Relay For Life at ASU named No. 13 in nation for fundraising
The student-led Relay For Life committee and Arizona State University have placed thirteenth in nation among colleges and universities for highest fundraising dollars for Relay for Life 2012.
Held on ASU’s Tempe, West and Polytechnic campuses annually, Relay For Life is a community celebration that raises awareness and funds for the American Cancer Society, and honors those whose lives have been touched by the disease.
A committee of 15 students and advisor at the Tempe campus, Meghan Remington, were responsible for putting this year’s festivities together – including working toward their ambitious fundraising goal of $175,000. With the help of their friends, family, and community members, the group was able to raise $167,000 in total.
Although they did not meet their personal goal, the team still managed to snag the lucky number thirteen spot on the top list of participating colleges for donations. ASU was one of just three Pac-12 schools to make the list along with the University of Washington and UCLA.
“I was so excited when I found out we came in at thirteen that I yelled it in my office. We know that we can shoot for the moon and so that was extra encouragement,” said Remington.
As a child, Remington was diagnosed with cancer and is now one of the lucky individuals who proudly take a survivor lap around track at Relay For Life. In addition, she has been touched by cancer through friends and family who have not been as fortunate to share her fate. It is for them that she first became involved with the organization as a freshman at ASU. She enjoyed the experience so much that she continued her participation throughout her college years. Now an event coordinator for the university, Remington advises the new leaders of the Relay for Life group.
One of those members is committee executive director and recent ASU graduate, Shannon Levante, who first became involved with Relay For Life in high school after her twin sister was diagnosed with cancer when the pair was just sixteen years old. With her sister now in remission, Levante says it is the community participation that keeps coming back each year.
“It is probably one of the most positive and passionate events I’ve been to at ASU. Everyone there has been touched by cancer so it brings us together as a community and a university,” she said.

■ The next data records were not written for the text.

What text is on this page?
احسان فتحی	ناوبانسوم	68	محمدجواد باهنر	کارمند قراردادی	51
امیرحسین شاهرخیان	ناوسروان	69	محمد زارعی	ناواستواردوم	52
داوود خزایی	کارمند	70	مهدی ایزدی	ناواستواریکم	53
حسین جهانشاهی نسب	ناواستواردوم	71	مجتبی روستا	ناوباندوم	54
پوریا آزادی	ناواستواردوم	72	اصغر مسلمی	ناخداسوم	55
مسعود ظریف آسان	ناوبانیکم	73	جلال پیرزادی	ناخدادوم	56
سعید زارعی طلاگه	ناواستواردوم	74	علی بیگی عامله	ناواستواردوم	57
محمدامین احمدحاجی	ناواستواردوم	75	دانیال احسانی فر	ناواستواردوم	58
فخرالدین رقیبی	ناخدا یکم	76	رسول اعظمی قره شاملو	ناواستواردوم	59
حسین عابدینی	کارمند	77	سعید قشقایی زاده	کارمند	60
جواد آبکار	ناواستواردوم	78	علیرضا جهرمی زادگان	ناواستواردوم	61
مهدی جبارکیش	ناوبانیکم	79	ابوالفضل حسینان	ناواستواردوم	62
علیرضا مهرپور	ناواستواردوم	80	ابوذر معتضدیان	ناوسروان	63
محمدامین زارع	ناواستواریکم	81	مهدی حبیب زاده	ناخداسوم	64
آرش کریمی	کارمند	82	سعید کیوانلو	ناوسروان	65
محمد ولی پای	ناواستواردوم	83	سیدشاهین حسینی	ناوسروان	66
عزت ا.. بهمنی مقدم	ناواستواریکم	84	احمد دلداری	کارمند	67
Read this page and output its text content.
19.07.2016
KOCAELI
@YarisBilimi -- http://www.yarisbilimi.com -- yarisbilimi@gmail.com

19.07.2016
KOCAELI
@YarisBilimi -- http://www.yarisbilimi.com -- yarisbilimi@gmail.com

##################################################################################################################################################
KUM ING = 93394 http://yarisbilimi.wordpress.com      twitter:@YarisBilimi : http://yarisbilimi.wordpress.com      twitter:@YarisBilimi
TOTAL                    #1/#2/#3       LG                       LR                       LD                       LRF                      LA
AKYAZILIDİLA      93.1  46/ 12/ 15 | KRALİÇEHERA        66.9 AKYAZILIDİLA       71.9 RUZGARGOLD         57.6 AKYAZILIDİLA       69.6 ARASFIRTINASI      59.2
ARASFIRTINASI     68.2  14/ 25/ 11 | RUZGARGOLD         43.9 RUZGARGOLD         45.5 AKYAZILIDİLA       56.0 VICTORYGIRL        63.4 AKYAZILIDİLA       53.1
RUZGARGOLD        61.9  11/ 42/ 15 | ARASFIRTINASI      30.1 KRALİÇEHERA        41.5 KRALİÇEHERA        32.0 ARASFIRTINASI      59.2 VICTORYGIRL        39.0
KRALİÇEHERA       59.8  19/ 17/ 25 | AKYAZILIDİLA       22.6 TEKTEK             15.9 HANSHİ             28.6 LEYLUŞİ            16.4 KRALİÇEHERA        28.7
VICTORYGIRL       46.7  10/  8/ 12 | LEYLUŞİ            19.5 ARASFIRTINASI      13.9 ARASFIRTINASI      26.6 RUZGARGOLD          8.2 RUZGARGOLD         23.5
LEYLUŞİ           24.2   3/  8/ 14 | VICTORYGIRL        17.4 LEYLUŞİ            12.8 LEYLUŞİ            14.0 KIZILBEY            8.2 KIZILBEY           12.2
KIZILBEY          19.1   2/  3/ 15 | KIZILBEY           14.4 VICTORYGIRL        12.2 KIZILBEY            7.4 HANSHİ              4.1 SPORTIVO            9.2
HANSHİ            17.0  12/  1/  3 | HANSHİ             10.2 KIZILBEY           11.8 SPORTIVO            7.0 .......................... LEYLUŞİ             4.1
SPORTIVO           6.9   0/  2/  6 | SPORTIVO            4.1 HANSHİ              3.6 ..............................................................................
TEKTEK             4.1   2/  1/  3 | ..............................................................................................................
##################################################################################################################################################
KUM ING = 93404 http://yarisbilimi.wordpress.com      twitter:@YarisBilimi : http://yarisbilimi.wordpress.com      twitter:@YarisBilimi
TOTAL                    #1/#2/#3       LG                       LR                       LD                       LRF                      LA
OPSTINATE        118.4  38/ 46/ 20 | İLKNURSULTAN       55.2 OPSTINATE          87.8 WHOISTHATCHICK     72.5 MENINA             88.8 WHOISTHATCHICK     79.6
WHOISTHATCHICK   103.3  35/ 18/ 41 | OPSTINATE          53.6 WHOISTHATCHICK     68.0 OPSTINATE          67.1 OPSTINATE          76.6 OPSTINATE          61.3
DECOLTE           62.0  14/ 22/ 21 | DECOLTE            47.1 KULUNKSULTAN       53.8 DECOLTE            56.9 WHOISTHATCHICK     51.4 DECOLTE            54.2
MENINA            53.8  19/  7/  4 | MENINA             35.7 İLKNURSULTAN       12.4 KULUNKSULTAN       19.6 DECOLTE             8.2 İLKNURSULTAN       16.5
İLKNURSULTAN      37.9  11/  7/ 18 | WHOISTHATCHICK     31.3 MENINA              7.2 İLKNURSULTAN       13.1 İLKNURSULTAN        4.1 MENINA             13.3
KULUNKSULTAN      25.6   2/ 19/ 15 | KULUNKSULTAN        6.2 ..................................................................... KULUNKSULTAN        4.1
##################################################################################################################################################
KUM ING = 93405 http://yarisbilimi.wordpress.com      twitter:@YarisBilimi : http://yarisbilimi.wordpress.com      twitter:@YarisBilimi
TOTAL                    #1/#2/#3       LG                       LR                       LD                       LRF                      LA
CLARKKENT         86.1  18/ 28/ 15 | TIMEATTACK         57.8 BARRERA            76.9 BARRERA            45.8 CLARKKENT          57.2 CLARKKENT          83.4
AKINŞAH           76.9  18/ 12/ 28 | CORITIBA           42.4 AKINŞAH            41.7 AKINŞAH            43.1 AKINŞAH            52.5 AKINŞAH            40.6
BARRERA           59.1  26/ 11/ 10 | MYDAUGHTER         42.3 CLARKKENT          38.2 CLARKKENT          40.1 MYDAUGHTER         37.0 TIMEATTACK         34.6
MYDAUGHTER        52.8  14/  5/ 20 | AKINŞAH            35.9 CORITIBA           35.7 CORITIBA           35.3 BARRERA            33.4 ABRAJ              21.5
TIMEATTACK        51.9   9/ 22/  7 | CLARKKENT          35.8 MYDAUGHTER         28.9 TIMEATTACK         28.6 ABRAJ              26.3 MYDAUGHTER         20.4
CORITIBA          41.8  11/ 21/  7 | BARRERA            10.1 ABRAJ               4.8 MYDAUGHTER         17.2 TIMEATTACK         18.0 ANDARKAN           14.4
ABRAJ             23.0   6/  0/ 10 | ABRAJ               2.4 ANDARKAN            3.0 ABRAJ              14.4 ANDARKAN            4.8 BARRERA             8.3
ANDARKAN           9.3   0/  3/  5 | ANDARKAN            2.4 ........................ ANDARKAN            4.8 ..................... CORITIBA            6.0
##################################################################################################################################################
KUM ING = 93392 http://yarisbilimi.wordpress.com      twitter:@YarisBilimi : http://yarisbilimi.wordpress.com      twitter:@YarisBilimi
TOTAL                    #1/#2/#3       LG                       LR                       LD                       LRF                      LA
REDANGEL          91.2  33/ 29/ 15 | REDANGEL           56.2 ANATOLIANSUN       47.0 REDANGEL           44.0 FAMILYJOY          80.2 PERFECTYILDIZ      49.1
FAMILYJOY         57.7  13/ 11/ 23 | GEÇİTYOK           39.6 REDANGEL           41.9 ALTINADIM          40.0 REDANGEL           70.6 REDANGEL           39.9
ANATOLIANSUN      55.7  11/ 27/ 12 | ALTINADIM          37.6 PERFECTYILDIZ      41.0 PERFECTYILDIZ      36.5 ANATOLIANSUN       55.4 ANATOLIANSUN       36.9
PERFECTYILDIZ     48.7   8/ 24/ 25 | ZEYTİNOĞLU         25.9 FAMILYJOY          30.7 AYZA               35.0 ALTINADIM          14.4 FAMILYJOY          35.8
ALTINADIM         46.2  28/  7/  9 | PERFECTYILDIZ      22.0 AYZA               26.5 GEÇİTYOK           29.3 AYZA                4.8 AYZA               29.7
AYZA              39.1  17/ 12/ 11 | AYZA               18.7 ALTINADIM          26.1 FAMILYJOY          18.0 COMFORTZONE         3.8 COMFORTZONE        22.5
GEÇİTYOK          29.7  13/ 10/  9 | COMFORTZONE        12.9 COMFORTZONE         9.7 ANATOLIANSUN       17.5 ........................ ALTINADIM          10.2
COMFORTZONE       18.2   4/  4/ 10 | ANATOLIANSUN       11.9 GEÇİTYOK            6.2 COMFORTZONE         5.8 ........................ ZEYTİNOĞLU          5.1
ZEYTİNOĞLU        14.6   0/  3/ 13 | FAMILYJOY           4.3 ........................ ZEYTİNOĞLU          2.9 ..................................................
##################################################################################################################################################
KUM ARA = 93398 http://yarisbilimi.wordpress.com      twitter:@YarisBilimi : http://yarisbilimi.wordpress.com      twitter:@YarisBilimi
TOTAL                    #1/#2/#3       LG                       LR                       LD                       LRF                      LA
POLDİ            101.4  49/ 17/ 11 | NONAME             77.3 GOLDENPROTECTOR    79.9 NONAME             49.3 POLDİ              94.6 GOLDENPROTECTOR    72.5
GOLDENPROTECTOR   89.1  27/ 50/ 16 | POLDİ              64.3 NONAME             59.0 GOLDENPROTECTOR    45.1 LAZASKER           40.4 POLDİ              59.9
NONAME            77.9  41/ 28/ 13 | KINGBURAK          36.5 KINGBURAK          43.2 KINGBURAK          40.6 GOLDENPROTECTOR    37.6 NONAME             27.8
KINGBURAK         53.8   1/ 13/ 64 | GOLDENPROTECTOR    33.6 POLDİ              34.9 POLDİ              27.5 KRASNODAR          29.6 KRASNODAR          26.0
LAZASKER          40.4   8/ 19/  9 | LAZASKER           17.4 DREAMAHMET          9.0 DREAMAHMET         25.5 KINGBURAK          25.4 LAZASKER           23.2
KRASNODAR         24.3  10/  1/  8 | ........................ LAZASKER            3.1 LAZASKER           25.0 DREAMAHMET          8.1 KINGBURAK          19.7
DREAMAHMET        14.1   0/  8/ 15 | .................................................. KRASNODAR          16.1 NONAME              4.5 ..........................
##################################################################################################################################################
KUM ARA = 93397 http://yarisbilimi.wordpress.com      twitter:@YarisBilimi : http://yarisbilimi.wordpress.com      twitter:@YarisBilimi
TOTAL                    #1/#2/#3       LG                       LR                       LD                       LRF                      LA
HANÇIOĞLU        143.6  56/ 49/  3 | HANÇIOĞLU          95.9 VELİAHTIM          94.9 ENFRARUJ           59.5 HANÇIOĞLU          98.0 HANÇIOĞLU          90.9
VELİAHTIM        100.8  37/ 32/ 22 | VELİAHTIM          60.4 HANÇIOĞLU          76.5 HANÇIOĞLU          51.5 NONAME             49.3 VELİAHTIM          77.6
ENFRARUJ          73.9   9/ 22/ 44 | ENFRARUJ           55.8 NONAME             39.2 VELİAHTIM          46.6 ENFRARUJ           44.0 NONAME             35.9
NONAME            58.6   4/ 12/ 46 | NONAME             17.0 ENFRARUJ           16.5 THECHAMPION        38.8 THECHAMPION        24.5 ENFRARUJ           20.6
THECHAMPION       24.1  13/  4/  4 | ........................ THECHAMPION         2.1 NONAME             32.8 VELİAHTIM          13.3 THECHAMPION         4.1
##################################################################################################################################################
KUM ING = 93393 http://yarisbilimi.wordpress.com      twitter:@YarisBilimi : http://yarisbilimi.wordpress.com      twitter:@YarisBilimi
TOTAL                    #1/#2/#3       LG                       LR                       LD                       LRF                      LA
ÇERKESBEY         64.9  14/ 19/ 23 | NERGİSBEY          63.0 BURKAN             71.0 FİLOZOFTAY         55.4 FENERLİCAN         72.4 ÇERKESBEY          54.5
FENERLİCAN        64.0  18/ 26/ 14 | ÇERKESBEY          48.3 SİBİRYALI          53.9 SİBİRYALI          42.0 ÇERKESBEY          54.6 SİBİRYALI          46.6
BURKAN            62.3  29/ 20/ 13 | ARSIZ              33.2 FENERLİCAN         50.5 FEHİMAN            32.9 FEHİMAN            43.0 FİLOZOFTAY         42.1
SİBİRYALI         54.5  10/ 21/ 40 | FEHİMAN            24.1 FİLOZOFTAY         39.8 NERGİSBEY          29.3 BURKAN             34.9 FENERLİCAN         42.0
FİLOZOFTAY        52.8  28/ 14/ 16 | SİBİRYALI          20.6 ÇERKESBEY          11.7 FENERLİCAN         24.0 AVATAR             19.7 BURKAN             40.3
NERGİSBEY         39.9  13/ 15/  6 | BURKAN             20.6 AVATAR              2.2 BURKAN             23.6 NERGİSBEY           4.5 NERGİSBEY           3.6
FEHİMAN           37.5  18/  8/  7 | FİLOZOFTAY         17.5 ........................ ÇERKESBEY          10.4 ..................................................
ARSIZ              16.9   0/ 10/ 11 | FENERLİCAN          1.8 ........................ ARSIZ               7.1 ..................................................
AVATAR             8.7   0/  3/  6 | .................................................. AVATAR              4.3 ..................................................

But bringing everyone together doesn’t happening on it’s own. Levante and fellow Relay committee members spend months planning the event. They handle everything including donations, event volunteers, survivor participation, set up details, etc.
“It is a lot to do with just fifteen members, but they all really care and have a passion for the event. If something doesn’t work out we just keep reminding each other we are here and care about the cause,” said Levante.
Remington mentioned that the committee’s hard work also paid off in another aspect of the friendly competition that ASU has every year with Northern Arizona University and the University of Arizona involving Relay For Life. Along with overall fundraising, the three colleges compete in funds raised per capita. ASU took first place again this year with roughly $60 in capita. Last year the Sun Devils claimed the top spot thanks to the contributions specifically from the Polytechnic campus.
Looking ahead, the committee is striving to make Relay For Life at ASU a signature event for student participation. They would also like to claim the number one spot for fundraising dollars to help the American Cancer Society. And, of course, continue to show those kitties down south why the Sun Devils should be feared both on the field and in the donations sphere.